Fifth, there are temporal dimensions to discourses and frames which require that
TLO theory and research should be always historically situated. Shaffer and Waibel (Chap. 5: 21, 26) hypothesize (B14) that a crisis, shock, or geopolitical shift may compel a re-appraisal or undermining of a prevailing ideological discourse and impel the search for a replacing frame. Long episodes of shifting discourses on capital controls moved from more controls under the Bretton Woods system (Keynesian theory in response to the Great Depression concerned about the frame of monetary stability) to less controls (neo-liberal theory in response to the decline and end of the Cold War concerned about increased liquidity for economic growth), and then again back to a consideration of more controls (in response to the financial crises of 1997 and 2008).
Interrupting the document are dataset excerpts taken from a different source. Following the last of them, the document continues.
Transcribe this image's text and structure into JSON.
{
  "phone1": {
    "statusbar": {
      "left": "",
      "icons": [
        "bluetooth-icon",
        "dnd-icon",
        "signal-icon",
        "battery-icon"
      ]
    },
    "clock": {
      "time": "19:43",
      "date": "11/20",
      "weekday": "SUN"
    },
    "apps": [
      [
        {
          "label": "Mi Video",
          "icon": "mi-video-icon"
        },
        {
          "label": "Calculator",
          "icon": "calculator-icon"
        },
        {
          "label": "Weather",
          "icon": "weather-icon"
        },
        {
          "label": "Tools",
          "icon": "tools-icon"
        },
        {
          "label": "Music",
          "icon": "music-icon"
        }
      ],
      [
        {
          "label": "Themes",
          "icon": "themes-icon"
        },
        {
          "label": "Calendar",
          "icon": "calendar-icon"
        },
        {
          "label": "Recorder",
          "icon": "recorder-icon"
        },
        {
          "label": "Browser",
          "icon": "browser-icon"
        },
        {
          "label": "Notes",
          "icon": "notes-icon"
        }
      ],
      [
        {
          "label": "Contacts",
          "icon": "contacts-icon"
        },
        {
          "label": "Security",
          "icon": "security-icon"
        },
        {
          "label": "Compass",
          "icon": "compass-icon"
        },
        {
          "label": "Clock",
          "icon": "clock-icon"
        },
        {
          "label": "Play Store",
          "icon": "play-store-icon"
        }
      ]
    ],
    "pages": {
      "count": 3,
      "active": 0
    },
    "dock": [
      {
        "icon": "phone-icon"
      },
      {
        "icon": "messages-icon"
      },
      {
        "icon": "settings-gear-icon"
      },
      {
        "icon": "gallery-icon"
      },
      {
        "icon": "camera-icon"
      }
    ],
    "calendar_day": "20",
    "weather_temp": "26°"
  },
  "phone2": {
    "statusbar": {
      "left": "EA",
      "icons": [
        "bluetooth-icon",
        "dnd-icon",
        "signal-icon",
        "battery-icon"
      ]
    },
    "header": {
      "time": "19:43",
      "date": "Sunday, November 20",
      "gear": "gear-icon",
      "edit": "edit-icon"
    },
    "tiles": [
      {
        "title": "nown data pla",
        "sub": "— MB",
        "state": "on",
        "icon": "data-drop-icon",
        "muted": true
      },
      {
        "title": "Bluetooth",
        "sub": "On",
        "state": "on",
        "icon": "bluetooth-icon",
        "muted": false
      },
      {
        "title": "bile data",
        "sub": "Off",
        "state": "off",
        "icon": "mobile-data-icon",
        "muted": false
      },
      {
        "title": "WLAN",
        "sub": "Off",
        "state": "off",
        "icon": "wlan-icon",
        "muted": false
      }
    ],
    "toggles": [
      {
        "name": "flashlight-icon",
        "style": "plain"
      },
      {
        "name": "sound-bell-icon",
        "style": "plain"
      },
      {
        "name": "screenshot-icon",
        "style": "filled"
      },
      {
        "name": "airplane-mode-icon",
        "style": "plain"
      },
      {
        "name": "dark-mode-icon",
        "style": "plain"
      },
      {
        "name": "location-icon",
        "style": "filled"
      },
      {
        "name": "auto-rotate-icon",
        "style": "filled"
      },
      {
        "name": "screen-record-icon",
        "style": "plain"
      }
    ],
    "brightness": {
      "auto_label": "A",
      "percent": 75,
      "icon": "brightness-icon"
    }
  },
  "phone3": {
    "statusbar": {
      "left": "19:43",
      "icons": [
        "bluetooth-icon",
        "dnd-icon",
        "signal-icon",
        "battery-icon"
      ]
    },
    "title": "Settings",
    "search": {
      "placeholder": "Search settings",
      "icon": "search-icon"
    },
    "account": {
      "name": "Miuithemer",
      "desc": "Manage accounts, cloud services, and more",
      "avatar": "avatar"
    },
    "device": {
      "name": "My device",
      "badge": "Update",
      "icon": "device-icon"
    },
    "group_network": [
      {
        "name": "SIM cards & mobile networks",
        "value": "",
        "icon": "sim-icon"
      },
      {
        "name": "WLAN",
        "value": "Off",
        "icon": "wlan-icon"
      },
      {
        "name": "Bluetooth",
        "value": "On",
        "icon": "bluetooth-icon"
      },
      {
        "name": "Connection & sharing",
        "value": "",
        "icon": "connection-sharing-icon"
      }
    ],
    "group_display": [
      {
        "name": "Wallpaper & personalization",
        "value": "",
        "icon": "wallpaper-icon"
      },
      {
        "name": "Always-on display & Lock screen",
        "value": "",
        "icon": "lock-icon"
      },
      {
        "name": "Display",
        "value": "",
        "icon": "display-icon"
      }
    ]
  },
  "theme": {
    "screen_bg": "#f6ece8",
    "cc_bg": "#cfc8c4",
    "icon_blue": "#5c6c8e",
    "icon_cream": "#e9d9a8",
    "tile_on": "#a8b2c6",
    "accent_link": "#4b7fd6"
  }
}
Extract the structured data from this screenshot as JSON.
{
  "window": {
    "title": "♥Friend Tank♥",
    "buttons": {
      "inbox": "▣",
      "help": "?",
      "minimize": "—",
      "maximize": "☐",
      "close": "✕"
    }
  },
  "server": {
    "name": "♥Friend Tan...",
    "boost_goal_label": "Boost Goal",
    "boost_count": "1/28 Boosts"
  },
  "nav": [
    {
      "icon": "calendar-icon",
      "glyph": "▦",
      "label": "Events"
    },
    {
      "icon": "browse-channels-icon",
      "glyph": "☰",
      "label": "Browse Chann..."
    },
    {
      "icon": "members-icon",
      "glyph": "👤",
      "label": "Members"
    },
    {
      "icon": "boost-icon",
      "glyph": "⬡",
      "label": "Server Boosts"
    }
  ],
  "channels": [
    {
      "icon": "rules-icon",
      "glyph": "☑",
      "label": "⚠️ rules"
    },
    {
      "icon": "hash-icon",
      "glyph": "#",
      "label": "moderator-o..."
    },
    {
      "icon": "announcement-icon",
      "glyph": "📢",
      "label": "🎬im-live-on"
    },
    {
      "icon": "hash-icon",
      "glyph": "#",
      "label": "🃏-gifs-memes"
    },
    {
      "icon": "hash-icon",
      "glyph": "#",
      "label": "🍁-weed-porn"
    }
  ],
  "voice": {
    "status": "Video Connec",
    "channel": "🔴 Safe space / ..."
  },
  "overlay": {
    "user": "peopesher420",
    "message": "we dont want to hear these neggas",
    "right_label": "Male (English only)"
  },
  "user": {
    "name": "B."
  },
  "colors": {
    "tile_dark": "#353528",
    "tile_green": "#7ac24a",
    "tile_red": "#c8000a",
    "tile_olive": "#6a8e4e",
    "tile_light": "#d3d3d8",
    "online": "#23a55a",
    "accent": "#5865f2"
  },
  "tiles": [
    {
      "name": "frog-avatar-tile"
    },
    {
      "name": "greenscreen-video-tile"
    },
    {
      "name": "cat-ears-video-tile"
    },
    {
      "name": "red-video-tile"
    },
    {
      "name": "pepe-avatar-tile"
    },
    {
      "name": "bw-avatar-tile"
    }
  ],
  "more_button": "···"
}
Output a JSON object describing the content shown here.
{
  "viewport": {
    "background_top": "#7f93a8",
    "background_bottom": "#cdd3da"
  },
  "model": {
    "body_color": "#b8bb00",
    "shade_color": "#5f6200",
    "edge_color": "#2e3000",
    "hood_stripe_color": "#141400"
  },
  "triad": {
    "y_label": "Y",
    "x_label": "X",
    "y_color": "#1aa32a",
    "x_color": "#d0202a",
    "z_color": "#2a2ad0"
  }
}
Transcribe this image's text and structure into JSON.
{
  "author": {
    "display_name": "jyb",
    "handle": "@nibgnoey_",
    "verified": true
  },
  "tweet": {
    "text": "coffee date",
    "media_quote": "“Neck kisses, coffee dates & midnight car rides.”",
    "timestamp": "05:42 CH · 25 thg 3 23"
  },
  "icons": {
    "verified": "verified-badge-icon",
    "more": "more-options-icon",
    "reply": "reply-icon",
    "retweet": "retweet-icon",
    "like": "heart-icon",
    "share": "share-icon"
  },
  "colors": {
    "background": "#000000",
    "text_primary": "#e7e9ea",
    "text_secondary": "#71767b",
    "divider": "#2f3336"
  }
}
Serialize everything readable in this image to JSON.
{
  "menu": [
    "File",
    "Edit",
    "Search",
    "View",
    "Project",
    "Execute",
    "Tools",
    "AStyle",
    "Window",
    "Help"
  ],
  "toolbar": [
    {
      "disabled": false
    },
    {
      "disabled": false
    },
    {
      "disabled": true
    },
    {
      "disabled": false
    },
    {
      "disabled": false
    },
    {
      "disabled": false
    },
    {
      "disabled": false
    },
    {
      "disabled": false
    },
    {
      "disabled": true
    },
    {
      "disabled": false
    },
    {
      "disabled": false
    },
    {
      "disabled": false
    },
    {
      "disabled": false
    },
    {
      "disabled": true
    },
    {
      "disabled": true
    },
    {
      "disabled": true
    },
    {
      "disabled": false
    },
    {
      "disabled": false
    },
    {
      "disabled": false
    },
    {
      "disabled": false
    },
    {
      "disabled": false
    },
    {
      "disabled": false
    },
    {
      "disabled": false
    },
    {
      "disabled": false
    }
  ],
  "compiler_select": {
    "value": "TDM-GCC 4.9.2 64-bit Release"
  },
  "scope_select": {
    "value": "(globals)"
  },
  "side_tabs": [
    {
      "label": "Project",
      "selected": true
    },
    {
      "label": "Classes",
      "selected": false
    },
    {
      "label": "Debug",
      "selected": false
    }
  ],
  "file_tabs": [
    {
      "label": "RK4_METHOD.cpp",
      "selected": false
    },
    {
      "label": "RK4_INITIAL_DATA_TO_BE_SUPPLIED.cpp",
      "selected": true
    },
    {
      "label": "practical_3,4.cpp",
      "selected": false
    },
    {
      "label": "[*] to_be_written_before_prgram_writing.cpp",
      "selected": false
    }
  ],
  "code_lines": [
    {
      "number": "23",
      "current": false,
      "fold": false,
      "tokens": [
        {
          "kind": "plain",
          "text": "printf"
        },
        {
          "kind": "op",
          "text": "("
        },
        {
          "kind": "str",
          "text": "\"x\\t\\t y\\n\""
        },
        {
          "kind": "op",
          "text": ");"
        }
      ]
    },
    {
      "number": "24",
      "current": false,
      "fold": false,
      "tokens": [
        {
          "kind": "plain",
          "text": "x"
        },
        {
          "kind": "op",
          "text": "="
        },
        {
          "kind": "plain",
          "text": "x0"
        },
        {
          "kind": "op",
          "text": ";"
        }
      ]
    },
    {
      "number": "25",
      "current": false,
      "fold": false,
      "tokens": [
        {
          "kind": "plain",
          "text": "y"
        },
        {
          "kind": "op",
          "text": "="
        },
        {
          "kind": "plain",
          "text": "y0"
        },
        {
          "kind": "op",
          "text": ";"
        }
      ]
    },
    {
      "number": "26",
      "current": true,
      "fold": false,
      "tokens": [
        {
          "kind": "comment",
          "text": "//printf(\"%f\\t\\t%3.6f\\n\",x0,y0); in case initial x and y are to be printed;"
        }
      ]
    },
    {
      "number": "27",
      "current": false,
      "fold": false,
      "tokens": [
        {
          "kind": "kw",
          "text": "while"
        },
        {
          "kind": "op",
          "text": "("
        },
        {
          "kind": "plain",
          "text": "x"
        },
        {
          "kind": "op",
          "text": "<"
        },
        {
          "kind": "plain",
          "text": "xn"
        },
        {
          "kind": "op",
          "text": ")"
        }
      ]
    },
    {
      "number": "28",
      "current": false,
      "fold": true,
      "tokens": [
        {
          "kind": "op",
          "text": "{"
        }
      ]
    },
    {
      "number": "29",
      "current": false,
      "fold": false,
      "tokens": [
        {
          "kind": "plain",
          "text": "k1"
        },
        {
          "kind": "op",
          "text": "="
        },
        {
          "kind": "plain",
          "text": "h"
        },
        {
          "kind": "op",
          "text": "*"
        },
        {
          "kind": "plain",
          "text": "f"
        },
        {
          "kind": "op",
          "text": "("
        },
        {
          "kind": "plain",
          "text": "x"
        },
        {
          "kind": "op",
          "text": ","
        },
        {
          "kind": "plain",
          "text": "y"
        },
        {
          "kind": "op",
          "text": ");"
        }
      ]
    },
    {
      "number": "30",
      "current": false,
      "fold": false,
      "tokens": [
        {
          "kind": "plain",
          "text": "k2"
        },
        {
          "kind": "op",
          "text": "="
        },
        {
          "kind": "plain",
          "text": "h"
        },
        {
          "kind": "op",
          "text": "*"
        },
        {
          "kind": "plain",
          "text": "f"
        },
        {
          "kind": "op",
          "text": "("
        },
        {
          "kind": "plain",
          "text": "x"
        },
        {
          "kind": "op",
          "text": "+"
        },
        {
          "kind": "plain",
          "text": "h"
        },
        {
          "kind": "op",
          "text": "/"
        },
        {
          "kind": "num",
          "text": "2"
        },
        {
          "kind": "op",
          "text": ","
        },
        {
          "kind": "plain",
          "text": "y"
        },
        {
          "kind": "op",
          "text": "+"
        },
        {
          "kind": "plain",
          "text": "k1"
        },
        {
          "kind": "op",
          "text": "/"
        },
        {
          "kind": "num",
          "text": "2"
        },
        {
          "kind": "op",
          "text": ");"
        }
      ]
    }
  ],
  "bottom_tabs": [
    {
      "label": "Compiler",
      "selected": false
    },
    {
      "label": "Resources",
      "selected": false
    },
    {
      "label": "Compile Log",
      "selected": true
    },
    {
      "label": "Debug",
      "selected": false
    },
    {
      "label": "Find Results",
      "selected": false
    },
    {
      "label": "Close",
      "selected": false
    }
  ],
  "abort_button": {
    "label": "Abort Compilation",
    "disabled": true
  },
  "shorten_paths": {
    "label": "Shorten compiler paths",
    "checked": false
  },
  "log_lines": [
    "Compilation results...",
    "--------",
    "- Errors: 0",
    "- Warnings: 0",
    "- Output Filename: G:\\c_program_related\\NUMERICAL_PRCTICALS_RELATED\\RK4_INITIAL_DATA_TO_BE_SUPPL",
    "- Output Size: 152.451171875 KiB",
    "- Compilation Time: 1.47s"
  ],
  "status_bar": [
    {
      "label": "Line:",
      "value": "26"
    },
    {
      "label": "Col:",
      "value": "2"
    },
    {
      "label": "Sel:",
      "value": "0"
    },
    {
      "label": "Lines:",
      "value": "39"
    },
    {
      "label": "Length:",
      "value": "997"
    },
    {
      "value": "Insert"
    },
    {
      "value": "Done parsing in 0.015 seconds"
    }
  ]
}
Here changing historical events or movements may work more to the favor of some frames over others. The observation by Lloyd and Simmons that the human trafficking frame gained prominence after the fall of the Berlin Wall, and in the context of weak and transitioning states, suggests (B15) that a frame or discourse will shift if changing socio-political circumstances have a greater fit with one frame versus another. If historical and contextual circumstances influence frame shifts, it should also be expected (B16) that frame shifts will always be temporally and contextually contingent such that sharply changing circumstances over time or sharply divergent circumstances across the world will lead to the failure of TLOs to settle or align, or to settle or align discordantly, or to the unsettling and misalignment of existing TLOs.